Kolejne świętokrzyskie szpitale mają kłopoty kadrowe. Jak informowaliśmy, placówka w Jędrzejowie od 1 stycznia zawiesi działalność oddziału pediatrycznego. W skarżyskim szpitalu nie funkcjonuje oddział zakaźny. Problemy są z położnictwem w Opatowie, a w Świętokrzyskim Centrum Psychiatrii w Morawicy większość lekarzy wypowiedziała kontrakty.
Jędrzejowski szpital od poniedziałku nie przyjmuje małych pacjentów. Lekarze nie chcą pracować na oddziale pediatrii więcej niż 48 godzin tygodniowo.
Dyrektor świętokrzyskiego oddziału Narodowego Funduszu Zdrowia Małgorzata Kiebzak powiedziała na naszej antenie, że NFZ nie może zmusić szpitala do prowadzenia oddziału. Jedyne, co może zrobić, to dokonać korekty ryczałtu.

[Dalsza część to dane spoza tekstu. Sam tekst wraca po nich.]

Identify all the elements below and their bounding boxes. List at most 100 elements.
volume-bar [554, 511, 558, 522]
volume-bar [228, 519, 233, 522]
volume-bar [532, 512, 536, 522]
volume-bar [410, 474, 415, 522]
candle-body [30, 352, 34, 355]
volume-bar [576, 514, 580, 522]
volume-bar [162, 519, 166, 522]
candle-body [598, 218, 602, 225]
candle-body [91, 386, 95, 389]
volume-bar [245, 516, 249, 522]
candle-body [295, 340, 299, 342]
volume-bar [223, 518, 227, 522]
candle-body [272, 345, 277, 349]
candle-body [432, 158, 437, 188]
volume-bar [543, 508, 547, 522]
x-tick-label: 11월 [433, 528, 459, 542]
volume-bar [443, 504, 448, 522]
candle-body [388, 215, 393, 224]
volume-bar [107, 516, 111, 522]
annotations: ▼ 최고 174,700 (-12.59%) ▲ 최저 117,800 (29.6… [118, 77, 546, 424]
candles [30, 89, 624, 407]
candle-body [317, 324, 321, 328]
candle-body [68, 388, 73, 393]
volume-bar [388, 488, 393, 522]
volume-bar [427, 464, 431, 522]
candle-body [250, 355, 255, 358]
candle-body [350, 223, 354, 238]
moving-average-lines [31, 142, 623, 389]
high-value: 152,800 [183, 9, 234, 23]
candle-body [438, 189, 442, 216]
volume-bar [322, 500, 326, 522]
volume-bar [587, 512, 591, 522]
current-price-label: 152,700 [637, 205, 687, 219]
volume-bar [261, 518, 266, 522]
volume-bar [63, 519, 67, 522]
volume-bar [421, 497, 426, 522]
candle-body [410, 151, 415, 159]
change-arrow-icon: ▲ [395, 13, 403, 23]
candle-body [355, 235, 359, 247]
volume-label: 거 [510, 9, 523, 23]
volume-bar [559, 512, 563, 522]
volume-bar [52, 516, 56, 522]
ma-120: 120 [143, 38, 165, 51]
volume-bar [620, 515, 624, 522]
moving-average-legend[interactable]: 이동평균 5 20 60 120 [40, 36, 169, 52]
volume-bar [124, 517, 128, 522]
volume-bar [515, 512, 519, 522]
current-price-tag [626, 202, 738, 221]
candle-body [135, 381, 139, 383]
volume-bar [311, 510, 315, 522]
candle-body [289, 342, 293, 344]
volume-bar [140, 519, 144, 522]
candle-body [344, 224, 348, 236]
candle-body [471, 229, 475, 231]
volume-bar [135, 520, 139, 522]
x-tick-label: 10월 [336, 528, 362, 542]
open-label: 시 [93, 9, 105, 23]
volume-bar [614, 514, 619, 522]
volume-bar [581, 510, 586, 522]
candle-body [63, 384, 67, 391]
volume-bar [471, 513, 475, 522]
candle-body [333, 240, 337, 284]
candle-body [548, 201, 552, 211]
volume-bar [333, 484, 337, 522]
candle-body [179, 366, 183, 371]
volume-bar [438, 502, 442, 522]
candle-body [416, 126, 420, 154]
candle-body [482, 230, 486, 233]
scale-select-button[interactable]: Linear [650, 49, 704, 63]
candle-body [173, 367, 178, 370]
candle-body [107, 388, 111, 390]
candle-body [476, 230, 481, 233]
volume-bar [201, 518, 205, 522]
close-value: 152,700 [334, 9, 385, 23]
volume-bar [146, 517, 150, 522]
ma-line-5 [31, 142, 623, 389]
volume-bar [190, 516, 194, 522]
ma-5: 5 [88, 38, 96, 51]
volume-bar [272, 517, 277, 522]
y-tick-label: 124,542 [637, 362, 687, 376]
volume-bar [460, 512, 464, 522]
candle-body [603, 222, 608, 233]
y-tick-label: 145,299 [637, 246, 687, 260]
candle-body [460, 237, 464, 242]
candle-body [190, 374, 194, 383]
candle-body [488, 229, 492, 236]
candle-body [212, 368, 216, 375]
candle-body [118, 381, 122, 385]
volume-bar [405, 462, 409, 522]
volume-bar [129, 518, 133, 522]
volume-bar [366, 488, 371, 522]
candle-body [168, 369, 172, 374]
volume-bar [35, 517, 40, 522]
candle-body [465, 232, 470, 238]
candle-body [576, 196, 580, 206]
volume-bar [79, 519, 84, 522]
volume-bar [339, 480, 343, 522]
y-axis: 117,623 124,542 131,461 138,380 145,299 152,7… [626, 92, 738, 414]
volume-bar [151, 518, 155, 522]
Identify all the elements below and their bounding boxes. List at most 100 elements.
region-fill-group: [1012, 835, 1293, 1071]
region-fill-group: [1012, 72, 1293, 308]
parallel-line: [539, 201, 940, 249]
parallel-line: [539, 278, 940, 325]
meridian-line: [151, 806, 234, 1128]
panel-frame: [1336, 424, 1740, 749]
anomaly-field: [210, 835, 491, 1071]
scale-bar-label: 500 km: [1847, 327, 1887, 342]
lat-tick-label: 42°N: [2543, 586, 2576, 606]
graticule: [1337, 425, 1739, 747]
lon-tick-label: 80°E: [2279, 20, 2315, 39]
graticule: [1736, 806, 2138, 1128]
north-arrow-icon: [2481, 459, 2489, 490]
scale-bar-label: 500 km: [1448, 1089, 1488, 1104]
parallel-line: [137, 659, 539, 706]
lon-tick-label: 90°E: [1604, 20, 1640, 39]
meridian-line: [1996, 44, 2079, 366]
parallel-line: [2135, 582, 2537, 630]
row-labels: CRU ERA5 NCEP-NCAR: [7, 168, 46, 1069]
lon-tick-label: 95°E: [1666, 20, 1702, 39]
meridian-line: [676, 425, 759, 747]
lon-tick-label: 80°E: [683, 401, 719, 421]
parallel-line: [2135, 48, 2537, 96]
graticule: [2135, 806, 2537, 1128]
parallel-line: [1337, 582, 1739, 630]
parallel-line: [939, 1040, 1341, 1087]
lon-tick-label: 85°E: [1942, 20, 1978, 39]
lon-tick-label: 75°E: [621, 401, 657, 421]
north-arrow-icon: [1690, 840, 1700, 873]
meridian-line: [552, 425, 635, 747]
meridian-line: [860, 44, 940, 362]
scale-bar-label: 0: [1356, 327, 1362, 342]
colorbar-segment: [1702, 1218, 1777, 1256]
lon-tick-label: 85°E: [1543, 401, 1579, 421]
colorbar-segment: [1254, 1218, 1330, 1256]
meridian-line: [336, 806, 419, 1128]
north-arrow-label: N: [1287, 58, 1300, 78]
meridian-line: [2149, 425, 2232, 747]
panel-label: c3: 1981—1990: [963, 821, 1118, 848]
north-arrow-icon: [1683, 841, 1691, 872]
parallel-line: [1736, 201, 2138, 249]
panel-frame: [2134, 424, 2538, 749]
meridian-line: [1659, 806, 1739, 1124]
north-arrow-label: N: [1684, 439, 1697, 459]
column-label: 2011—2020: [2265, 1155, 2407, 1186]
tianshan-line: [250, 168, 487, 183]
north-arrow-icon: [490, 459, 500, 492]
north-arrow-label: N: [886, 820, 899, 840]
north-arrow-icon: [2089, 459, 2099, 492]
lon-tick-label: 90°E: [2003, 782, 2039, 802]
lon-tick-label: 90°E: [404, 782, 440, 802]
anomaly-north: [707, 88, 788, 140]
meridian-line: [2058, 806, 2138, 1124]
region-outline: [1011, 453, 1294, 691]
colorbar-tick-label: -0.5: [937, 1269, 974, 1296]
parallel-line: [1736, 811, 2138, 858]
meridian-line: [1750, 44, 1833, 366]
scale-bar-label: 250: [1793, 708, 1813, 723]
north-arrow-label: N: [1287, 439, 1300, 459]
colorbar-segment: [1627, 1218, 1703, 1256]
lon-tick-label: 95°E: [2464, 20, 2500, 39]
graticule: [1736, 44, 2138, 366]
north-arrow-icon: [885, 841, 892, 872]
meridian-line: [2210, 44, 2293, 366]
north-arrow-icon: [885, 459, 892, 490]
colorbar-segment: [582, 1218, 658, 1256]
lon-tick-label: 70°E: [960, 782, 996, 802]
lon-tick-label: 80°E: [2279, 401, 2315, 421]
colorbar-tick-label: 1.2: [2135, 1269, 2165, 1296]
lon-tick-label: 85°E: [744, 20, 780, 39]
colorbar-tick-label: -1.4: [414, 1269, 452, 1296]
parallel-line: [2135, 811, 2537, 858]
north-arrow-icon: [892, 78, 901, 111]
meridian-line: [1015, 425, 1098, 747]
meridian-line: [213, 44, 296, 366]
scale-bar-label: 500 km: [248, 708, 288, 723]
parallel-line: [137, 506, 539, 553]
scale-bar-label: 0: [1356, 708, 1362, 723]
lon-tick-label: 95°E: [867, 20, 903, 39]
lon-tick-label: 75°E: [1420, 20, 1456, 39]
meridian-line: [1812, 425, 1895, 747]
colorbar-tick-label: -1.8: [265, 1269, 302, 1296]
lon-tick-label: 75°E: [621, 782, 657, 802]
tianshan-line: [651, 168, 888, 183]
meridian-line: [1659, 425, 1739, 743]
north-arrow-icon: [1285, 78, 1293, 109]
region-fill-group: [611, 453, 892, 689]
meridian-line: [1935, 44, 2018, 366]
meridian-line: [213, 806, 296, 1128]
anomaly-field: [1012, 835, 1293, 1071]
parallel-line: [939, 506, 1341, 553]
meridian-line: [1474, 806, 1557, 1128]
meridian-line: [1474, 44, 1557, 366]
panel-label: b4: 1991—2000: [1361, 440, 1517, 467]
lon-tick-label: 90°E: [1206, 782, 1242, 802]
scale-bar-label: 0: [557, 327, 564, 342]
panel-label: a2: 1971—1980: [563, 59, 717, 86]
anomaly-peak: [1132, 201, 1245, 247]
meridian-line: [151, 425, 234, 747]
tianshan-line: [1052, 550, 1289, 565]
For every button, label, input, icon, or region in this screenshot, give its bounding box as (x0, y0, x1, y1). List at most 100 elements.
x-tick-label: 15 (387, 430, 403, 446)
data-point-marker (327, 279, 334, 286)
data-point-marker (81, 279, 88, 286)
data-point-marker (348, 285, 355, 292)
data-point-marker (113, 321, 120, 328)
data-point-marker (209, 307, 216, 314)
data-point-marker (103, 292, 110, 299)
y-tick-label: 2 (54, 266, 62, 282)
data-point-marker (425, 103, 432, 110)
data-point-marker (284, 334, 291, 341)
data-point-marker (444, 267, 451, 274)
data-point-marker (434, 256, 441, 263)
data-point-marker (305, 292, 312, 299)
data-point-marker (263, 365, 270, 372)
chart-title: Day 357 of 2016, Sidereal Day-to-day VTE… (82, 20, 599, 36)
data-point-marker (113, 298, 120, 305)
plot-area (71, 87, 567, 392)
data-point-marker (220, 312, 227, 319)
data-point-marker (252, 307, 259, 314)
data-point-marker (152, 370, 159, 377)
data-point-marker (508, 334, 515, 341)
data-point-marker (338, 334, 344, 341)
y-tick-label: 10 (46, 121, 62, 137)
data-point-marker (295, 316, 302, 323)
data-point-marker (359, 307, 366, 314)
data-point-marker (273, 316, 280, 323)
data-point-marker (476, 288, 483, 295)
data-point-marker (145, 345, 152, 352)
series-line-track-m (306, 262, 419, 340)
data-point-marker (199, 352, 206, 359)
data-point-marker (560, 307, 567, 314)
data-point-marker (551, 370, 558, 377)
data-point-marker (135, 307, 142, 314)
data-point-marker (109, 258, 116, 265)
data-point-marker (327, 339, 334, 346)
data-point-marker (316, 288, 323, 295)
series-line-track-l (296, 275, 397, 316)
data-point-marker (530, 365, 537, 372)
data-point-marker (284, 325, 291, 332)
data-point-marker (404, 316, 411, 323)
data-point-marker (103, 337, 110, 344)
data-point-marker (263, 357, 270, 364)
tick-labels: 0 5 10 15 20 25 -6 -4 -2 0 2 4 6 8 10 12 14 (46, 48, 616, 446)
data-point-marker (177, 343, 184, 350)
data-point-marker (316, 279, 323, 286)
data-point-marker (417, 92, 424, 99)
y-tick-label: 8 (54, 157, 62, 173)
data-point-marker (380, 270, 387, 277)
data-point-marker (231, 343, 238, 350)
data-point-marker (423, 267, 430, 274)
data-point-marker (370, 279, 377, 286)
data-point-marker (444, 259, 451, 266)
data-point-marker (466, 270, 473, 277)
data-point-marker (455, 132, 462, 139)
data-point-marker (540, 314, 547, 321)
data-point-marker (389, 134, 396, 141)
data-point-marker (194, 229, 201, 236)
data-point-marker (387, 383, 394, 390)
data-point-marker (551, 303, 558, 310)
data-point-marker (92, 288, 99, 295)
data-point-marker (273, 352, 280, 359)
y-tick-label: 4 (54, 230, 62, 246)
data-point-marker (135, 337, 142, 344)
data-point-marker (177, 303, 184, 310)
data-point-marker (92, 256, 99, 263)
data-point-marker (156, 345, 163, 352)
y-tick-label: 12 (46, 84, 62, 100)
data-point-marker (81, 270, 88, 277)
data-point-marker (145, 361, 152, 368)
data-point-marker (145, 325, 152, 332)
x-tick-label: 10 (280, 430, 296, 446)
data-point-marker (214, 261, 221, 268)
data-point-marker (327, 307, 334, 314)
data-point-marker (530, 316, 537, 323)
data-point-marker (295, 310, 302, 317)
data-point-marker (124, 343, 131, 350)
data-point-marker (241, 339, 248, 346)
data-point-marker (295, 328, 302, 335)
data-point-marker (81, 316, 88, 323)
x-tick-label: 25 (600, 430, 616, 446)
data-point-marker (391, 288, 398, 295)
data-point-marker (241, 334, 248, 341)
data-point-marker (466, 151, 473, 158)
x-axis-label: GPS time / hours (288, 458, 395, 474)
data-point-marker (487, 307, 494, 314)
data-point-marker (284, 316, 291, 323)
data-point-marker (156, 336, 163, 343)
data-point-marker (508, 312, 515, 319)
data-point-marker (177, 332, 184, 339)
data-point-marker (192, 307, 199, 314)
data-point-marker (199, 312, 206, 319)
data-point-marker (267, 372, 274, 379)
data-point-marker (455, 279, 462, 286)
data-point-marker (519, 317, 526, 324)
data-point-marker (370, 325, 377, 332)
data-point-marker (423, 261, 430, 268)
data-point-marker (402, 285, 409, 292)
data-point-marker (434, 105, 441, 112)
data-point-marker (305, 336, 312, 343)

– Wcześniej nie słyszeliśmy, żeby procedury były źle wycenione. My jesteśmy tylko płatnikiem. Natomiast wyceną zajmuje się Agencja Oceny Technologii Medycznej i Taryfikacji i jeśli w szpitalu są takie problemy, to powinny być zasygnalizowane konsultantowi wojewódzkiemu lub bezpośrednio do agencji. W kwestii zmiany ryczałtu NFZ czeka na stanowisko resortu zdrowia – powiedziała Małgorzata Kiebzak.
– Zmieniło się rozporządzenie, które pozwala korygować wcześniej ustalony ryczałt. Sieć szpitali daje możliwość swobodnego przesuwania pieniędzy z poszczególnych oddziałów na kolejne. Natomiast nowe rozporządzenie daje nam możliwość, jako płatnikowi, zablokowania decyzji o zamykaniu oddziałów i kierowania środków na inne, chyba, że powstaje całkiem nowy oddział, ale wówczas jego praca musi być zakontraktowana w konkursie – wyjaśnia dyrektor NFZ.
Odnosząc się do sytuacji szpitala w Skarżysku, który od 1 grudnia zawiesił działalność oddziału zakaźnego i zamierza rozszerzyć internę Małgorzata Kiebzak stwierdziła, że NFZ przeanalizuje najpierw, czy jest to konieczne. Jeśli okaże się, że tak, to będziemy negocjować wartość ryczałtu na kolejny okres rozliczeniowy – dodała.
Małgorzata Kiebzak podkreśliła, że także szpital w Opatowie ma poważny problem aż z dwoma oddziałami. Chodzi o oddział ginekologiczno-położniczy oraz chirurgię. Szpital chce przejąć spółka samorządowa Top Medicus. Cesja możliwa jest od 1 stycznia, ale los ginekologii pozostaje pod znakiem zapytania.